A report out this month from “cyberhardening” technology company RunSafe Security has encouraging news about the penetration of AI into embedded systems (but not the security of those systems when AI intrudes), joining the cacophony of recent reports showing AI’s penetration of manufacturing but its data and cybersecurity limitations and concerns.
RunSafe surveyed more than 200 embedded engineers and security professionals in the U.S., the U.K., and Germany, joining one by Amazon Web Services and India firm Tata Consultancy Services, the results from which were released earlier this month, that polled a similar number across North America and Europe on the question of AI in manufacturing operations and systems.
See also: Roadmap to physically intelligent industrial operations
The message from RunSafe: AI is well-embedded by now but security in these systems is struggling to keep pace. Some highlights from McLean, Virginia-headquartered RunsSafe:
- 80.5% of respondents use AI tools in embedded development.
- 83.5% have deployed AI-generated code into production systems.
- 93.5% expect AI usage to grow in the next two years.
- 53% cite security as their top concern with AI-generated code.
- 73% rate the cybersecurity risk as moderate or higher.
According to the RunSafe Security report, AI-generated code is running in production across medical devices, industrial control systems, automotive platforms, and energy infrastructure.

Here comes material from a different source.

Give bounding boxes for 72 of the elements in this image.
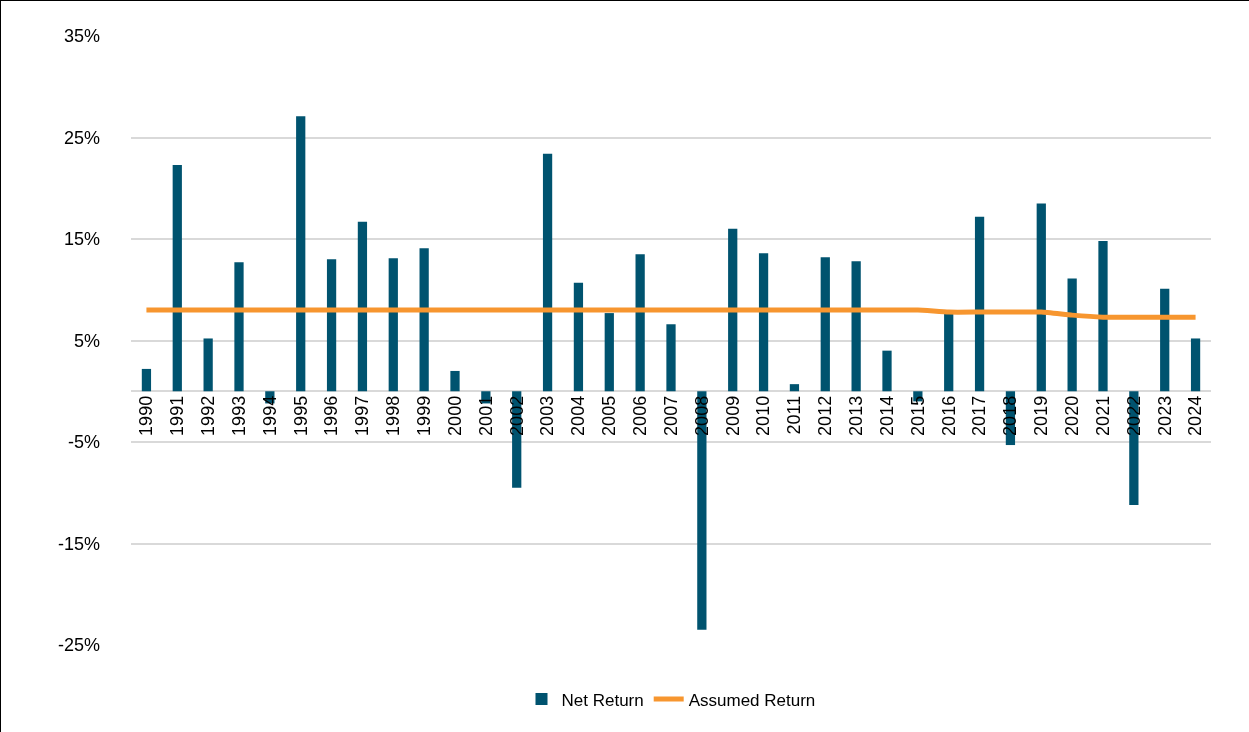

The report also found that AI has moved from experimental curiosity to an operational reality in embedded systems development.
“AI will transform embedded systems development with teams deploying AI-generated code at scale across critical infrastructure, and we see this trend accelerating,” said Joseph Saunders, RunSafe’s founder and CEO.
See also: Additive manufacturing speeds toward large-scale factory-floor utility
“Our report reveals an industry at an inflection point, where transformation is happening faster than security practices have evolved. Organizations that navigate it successfully will be those that maintain the same rigor with AI-generated code that they've traditionally applied to human-written code while also recognizing that AI introduces new patterns, risks, and security requirements.”